Services sector promoted
Last autumn, Shanghai Mayor Han Zheng remarked at the 17th International Business Leaders' Advisory Council for the Mayor of Shanghai that the city would step up its efforts to develop a modern services sector to enhance its global competitiveness and transform itself from a manufacturing-based to a services-based economy.

He said that to become an international economic, financial, trade and shipping center, the city will speed up construction of functional clusters in both urban and suburban areas and foster a number of large and competitive service groups. Priority will be given to financial services, logistics and information technology sectors, said the mayor.

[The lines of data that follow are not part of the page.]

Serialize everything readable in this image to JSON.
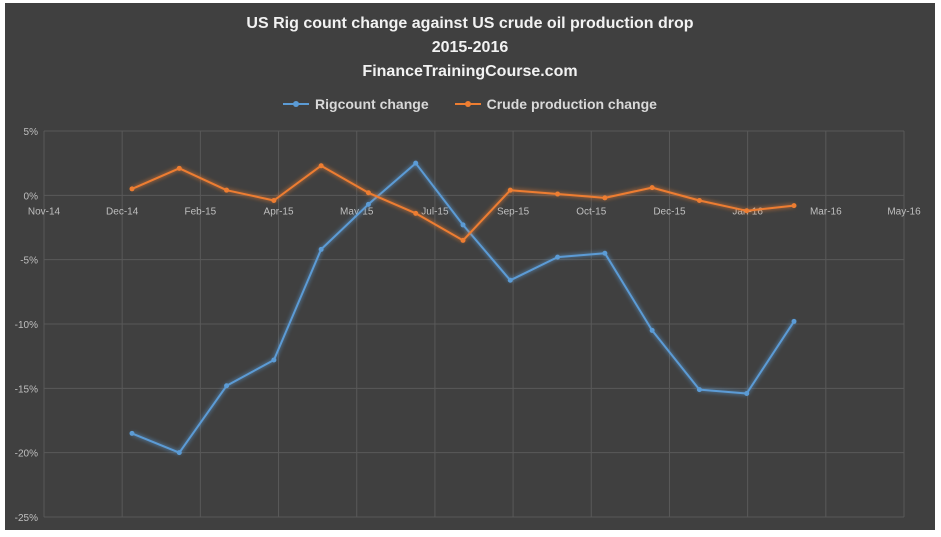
{
  "chart_data": {
    "type": "line",
    "title": [
      "US Rig count change against US crude oil production drop",
      "2015-2016",
      "FinanceTrainingCourse.com"
    ],
    "x_tick_labels": [
      "Nov-14",
      "Dec-14",
      "Feb-15",
      "Apr-15",
      "May-15",
      "Jul-15",
      "Sep-15",
      "Oct-15",
      "Dec-15",
      "Jan-16",
      "Mar-16",
      "May-16"
    ],
    "y_tick_labels": [
      "5%",
      "0%",
      "-5%",
      "-10%",
      "-15%",
      "-20%",
      "-25%"
    ],
    "ylim": [
      -25,
      5
    ],
    "y_ticks": [
      5,
      0,
      -5,
      -10,
      -15,
      -20,
      -25
    ],
    "grid": true,
    "legend_position": "top",
    "x_points": [
      "Dec-14",
      "Jan-15",
      "Feb-15",
      "Mar-15",
      "Apr-15",
      "May-15",
      "Jun-15",
      "Jul-15",
      "Aug-15",
      "Sep-15",
      "Oct-15",
      "Nov-15",
      "Dec-15",
      "Jan-16",
      "Feb-16"
    ],
    "series": [
      {
        "name": "Rigcount change",
        "color": "#5b9bd5",
        "values": [
          -18.5,
          -20.0,
          -14.8,
          -12.8,
          -4.2,
          -0.7,
          2.5,
          -2.3,
          -6.6,
          -4.8,
          -4.5,
          -10.5,
          -15.1,
          -15.4,
          -9.8
        ]
      },
      {
        "name": "Crude production change",
        "color": "#ed7d31",
        "values": [
          0.5,
          2.1,
          0.4,
          -0.4,
          2.3,
          0.2,
          -1.4,
          -3.5,
          0.4,
          0.1,
          -0.2,
          0.6,
          -0.4,
          -1.2,
          -0.8
        ]
      }
    ]
  },
  "colors": {
    "background": "#404040",
    "gridline": "#595959",
    "text": "#d9d9d9"
  }
}
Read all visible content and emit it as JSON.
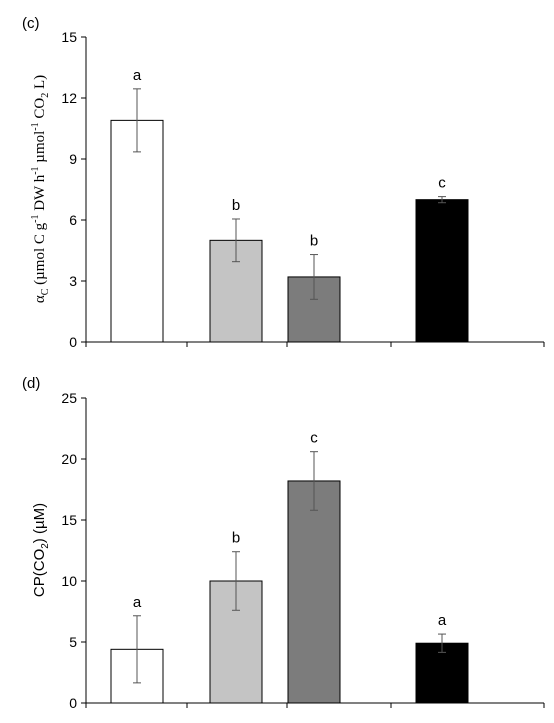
{
  "chart_data": [
    {
      "type": "bar",
      "panel_label": "(c)",
      "ylabel": {
        "symbol": "α",
        "symbol_sub": "C",
        "parts": [
          {
            "t": " (µmol C g",
            "s": "n"
          },
          {
            "t": "-1",
            "s": "sup"
          },
          {
            "t": " DW h",
            "s": "n"
          },
          {
            "t": "-1",
            "s": "sup"
          },
          {
            "t": " µmol",
            "s": "n"
          },
          {
            "t": "-1",
            "s": "sup"
          },
          {
            "t": " CO",
            "s": "n"
          },
          {
            "t": "2",
            "s": "sub"
          },
          {
            "t": " L)",
            "s": "n"
          }
        ]
      },
      "ylim": [
        0,
        15
      ],
      "yticks": [
        "0",
        "3",
        "6",
        "9",
        "12",
        "15"
      ],
      "yticks_values": [
        0,
        3,
        6,
        9,
        12,
        15
      ],
      "values": [
        10.9,
        5.0,
        3.2,
        7.0
      ],
      "errors": [
        1.55,
        1.05,
        1.1,
        0.15
      ],
      "sig_letters": [
        "a",
        "b",
        "b",
        "c"
      ],
      "bar_colors": [
        "#ffffff",
        "#c4c4c4",
        "#7c7c7c",
        "#000000"
      ]
    },
    {
      "type": "bar",
      "panel_label": "(d)",
      "ylabel": {
        "parts": [
          {
            "t": "CP(CO",
            "s": "n"
          },
          {
            "t": "2",
            "s": "sub"
          },
          {
            "t": ") (µM)",
            "s": "n"
          }
        ]
      },
      "ylim": [
        0,
        25
      ],
      "yticks": [
        "0",
        "5",
        "10",
        "15",
        "20",
        "25"
      ],
      "yticks_values": [
        0,
        5,
        10,
        15,
        20,
        25
      ],
      "values": [
        4.4,
        10.0,
        18.2,
        4.9
      ],
      "errors": [
        2.75,
        2.4,
        2.4,
        0.75
      ],
      "sig_letters": [
        "a",
        "b",
        "c",
        "a"
      ],
      "bar_colors": [
        "#ffffff",
        "#c4c4c4",
        "#7c7c7c",
        "#000000"
      ]
    }
  ]
}
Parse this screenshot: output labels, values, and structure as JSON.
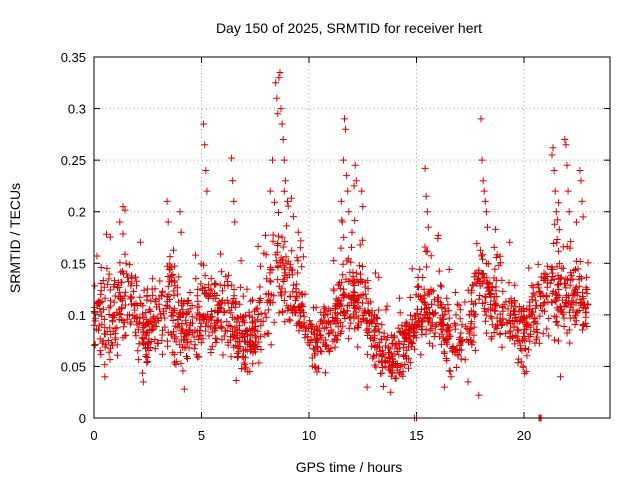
{
  "chart_data": {
    "type": "scatter",
    "title": "Day 150 of 2025, SRMTID for receiver hert",
    "xlabel": "GPS time / hours",
    "ylabel": "SRMTID / TECUs",
    "xlim": [
      0,
      24
    ],
    "ylim": [
      0,
      0.35
    ],
    "grid": true,
    "marker": "plus",
    "series_color": "#dd0000",
    "xticks": [
      {
        "v": 0,
        "label": "0"
      },
      {
        "v": 5,
        "label": "5"
      },
      {
        "v": 10,
        "label": "10"
      },
      {
        "v": 15,
        "label": "15"
      },
      {
        "v": 20,
        "label": "20"
      }
    ],
    "yticks": [
      {
        "v": 0,
        "label": "0"
      },
      {
        "v": 0.05,
        "label": "0.05"
      },
      {
        "v": 0.1,
        "label": "0.1"
      },
      {
        "v": 0.15,
        "label": "0.15"
      },
      {
        "v": 0.2,
        "label": "0.2"
      },
      {
        "v": 0.25,
        "label": "0.25"
      },
      {
        "v": 0.3,
        "label": "0.3"
      },
      {
        "v": 0.35,
        "label": "0.35"
      }
    ],
    "x_range_hours": [
      0,
      23
    ],
    "points_per_hour": 80,
    "seed": 150,
    "envelope": [
      [
        0.0,
        0.07,
        0.12
      ],
      [
        0.5,
        0.05,
        0.14
      ],
      [
        1.0,
        0.06,
        0.15
      ],
      [
        1.5,
        0.07,
        0.16
      ],
      [
        2.0,
        0.06,
        0.13
      ],
      [
        2.5,
        0.05,
        0.12
      ],
      [
        3.0,
        0.06,
        0.14
      ],
      [
        3.5,
        0.06,
        0.16
      ],
      [
        4.0,
        0.05,
        0.13
      ],
      [
        4.5,
        0.05,
        0.12
      ],
      [
        5.0,
        0.06,
        0.15
      ],
      [
        5.5,
        0.06,
        0.14
      ],
      [
        6.0,
        0.06,
        0.14
      ],
      [
        6.5,
        0.05,
        0.13
      ],
      [
        7.0,
        0.05,
        0.11
      ],
      [
        7.5,
        0.05,
        0.12
      ],
      [
        8.0,
        0.07,
        0.15
      ],
      [
        8.5,
        0.09,
        0.2
      ],
      [
        9.0,
        0.09,
        0.18
      ],
      [
        9.5,
        0.08,
        0.15
      ],
      [
        10.0,
        0.05,
        0.11
      ],
      [
        10.5,
        0.05,
        0.1
      ],
      [
        11.0,
        0.06,
        0.12
      ],
      [
        11.5,
        0.07,
        0.15
      ],
      [
        12.0,
        0.08,
        0.16
      ],
      [
        12.5,
        0.07,
        0.14
      ],
      [
        13.0,
        0.05,
        0.11
      ],
      [
        13.5,
        0.04,
        0.09
      ],
      [
        14.0,
        0.04,
        0.08
      ],
      [
        14.5,
        0.05,
        0.1
      ],
      [
        15.0,
        0.06,
        0.12
      ],
      [
        15.5,
        0.07,
        0.14
      ],
      [
        16.0,
        0.07,
        0.13
      ],
      [
        16.5,
        0.05,
        0.11
      ],
      [
        17.0,
        0.05,
        0.1
      ],
      [
        17.5,
        0.06,
        0.12
      ],
      [
        18.0,
        0.09,
        0.18
      ],
      [
        18.5,
        0.08,
        0.15
      ],
      [
        19.0,
        0.07,
        0.13
      ],
      [
        19.5,
        0.06,
        0.12
      ],
      [
        20.0,
        0.05,
        0.11
      ],
      [
        20.5,
        0.07,
        0.13
      ],
      [
        21.0,
        0.09,
        0.16
      ],
      [
        21.5,
        0.09,
        0.17
      ],
      [
        22.0,
        0.08,
        0.15
      ],
      [
        22.5,
        0.09,
        0.15
      ],
      [
        23.0,
        0.09,
        0.14
      ]
    ],
    "spikes": [
      {
        "x": 0.0,
        "y": 0.09
      },
      {
        "x": 0.6,
        "y": 0.145
      },
      {
        "x": 1.2,
        "y": 0.19
      },
      {
        "x": 1.35,
        "y": 0.205
      },
      {
        "x": 3.4,
        "y": 0.21
      },
      {
        "x": 3.45,
        "y": 0.19
      },
      {
        "x": 4.0,
        "y": 0.2
      },
      {
        "x": 4.05,
        "y": 0.18
      },
      {
        "x": 5.1,
        "y": 0.285
      },
      {
        "x": 5.15,
        "y": 0.265
      },
      {
        "x": 5.2,
        "y": 0.24
      },
      {
        "x": 5.25,
        "y": 0.22
      },
      {
        "x": 6.4,
        "y": 0.252
      },
      {
        "x": 6.45,
        "y": 0.23
      },
      {
        "x": 6.5,
        "y": 0.21
      },
      {
        "x": 6.55,
        "y": 0.19
      },
      {
        "x": 8.2,
        "y": 0.22
      },
      {
        "x": 8.3,
        "y": 0.25
      },
      {
        "x": 8.45,
        "y": 0.325
      },
      {
        "x": 8.5,
        "y": 0.31
      },
      {
        "x": 8.55,
        "y": 0.295
      },
      {
        "x": 8.6,
        "y": 0.33
      },
      {
        "x": 8.65,
        "y": 0.335
      },
      {
        "x": 8.7,
        "y": 0.3
      },
      {
        "x": 8.75,
        "y": 0.285
      },
      {
        "x": 8.8,
        "y": 0.27
      },
      {
        "x": 8.85,
        "y": 0.25
      },
      {
        "x": 8.9,
        "y": 0.23
      },
      {
        "x": 9.0,
        "y": 0.21
      },
      {
        "x": 9.5,
        "y": 0.18
      },
      {
        "x": 9.6,
        "y": 0.165
      },
      {
        "x": 11.5,
        "y": 0.21
      },
      {
        "x": 11.55,
        "y": 0.19
      },
      {
        "x": 11.6,
        "y": 0.25
      },
      {
        "x": 11.65,
        "y": 0.29
      },
      {
        "x": 11.7,
        "y": 0.28
      },
      {
        "x": 11.75,
        "y": 0.235
      },
      {
        "x": 11.8,
        "y": 0.22
      },
      {
        "x": 11.85,
        "y": 0.2
      },
      {
        "x": 12.1,
        "y": 0.225
      },
      {
        "x": 12.15,
        "y": 0.245
      },
      {
        "x": 12.2,
        "y": 0.23
      },
      {
        "x": 12.45,
        "y": 0.22
      },
      {
        "x": 12.5,
        "y": 0.205
      },
      {
        "x": 14.9,
        "y": 0.0
      },
      {
        "x": 15.0,
        "y": 0.0
      },
      {
        "x": 15.4,
        "y": 0.242
      },
      {
        "x": 15.45,
        "y": 0.215
      },
      {
        "x": 15.5,
        "y": 0.2
      },
      {
        "x": 15.55,
        "y": 0.185
      },
      {
        "x": 18.0,
        "y": 0.29
      },
      {
        "x": 18.05,
        "y": 0.25
      },
      {
        "x": 18.1,
        "y": 0.23
      },
      {
        "x": 18.15,
        "y": 0.22
      },
      {
        "x": 18.2,
        "y": 0.21
      },
      {
        "x": 18.25,
        "y": 0.2
      },
      {
        "x": 18.3,
        "y": 0.185
      },
      {
        "x": 17.9,
        "y": 0.022
      },
      {
        "x": 17.4,
        "y": 0.035
      },
      {
        "x": 20.7,
        "y": 0.0
      },
      {
        "x": 20.75,
        "y": 0.0
      },
      {
        "x": 20.8,
        "y": 0.0
      },
      {
        "x": 21.3,
        "y": 0.255
      },
      {
        "x": 21.35,
        "y": 0.262
      },
      {
        "x": 21.4,
        "y": 0.24
      },
      {
        "x": 21.45,
        "y": 0.22
      },
      {
        "x": 21.5,
        "y": 0.2
      },
      {
        "x": 21.9,
        "y": 0.27
      },
      {
        "x": 21.95,
        "y": 0.265
      },
      {
        "x": 22.0,
        "y": 0.245
      },
      {
        "x": 22.05,
        "y": 0.22
      },
      {
        "x": 22.1,
        "y": 0.2
      },
      {
        "x": 22.6,
        "y": 0.24
      },
      {
        "x": 22.65,
        "y": 0.23
      },
      {
        "x": 22.7,
        "y": 0.21
      },
      {
        "x": 22.75,
        "y": 0.195
      },
      {
        "x": 21.7,
        "y": 0.04
      },
      {
        "x": 20.1,
        "y": 0.045
      },
      {
        "x": 4.2,
        "y": 0.028
      },
      {
        "x": 12.7,
        "y": 0.03
      },
      {
        "x": 13.8,
        "y": 0.025
      },
      {
        "x": 16.3,
        "y": 0.03
      },
      {
        "x": 2.3,
        "y": 0.035
      },
      {
        "x": 0.5,
        "y": 0.04
      }
    ]
  }
}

Long Yongtu, secretary general of the Boao Forum for Asia, endorsed Han's efforts. Long said developing a modern services sector will help upgrade manufacturing industries, and create more jobs for rural residents. He encouraged the city to develop retailing, logistics, tourism, entertainment and catering industries.

To develop a modern services sector, Long believes Shanghai should integrate resources throughout the Yangtze River Delta region. "Shanghai should take the lead in breaking the restrictions of administrative divisions, allowing a free flow of goods, capital and labor," he said. Long also called for the breaking of boundaries separating administratively divided industries, including air, land and sea transport, calling for the three transport systems to be better integrated to achieve higher efficiency.

Another aspect Long and other business leaders emphasized was a better environment. Developing a modern services sector requires a transparent and predictable legal framework and high-quality administration. Samuel Dipiazza, chief executive officer of PricewaterhouseCoopers, noted that a fair and properly enforced legal and regulatory environment is very important for a city wanting to attract high-level service organizations.

As China's economic hub, Shanghai has taken the lead in the development of a modern service sector. When the council first opened in 1989, the added value of the city's tertiary industries accounted for less than 30% of its GDP. Now it makes up nearly half the city's GDP, while in urban areas the proportion reaches 70%.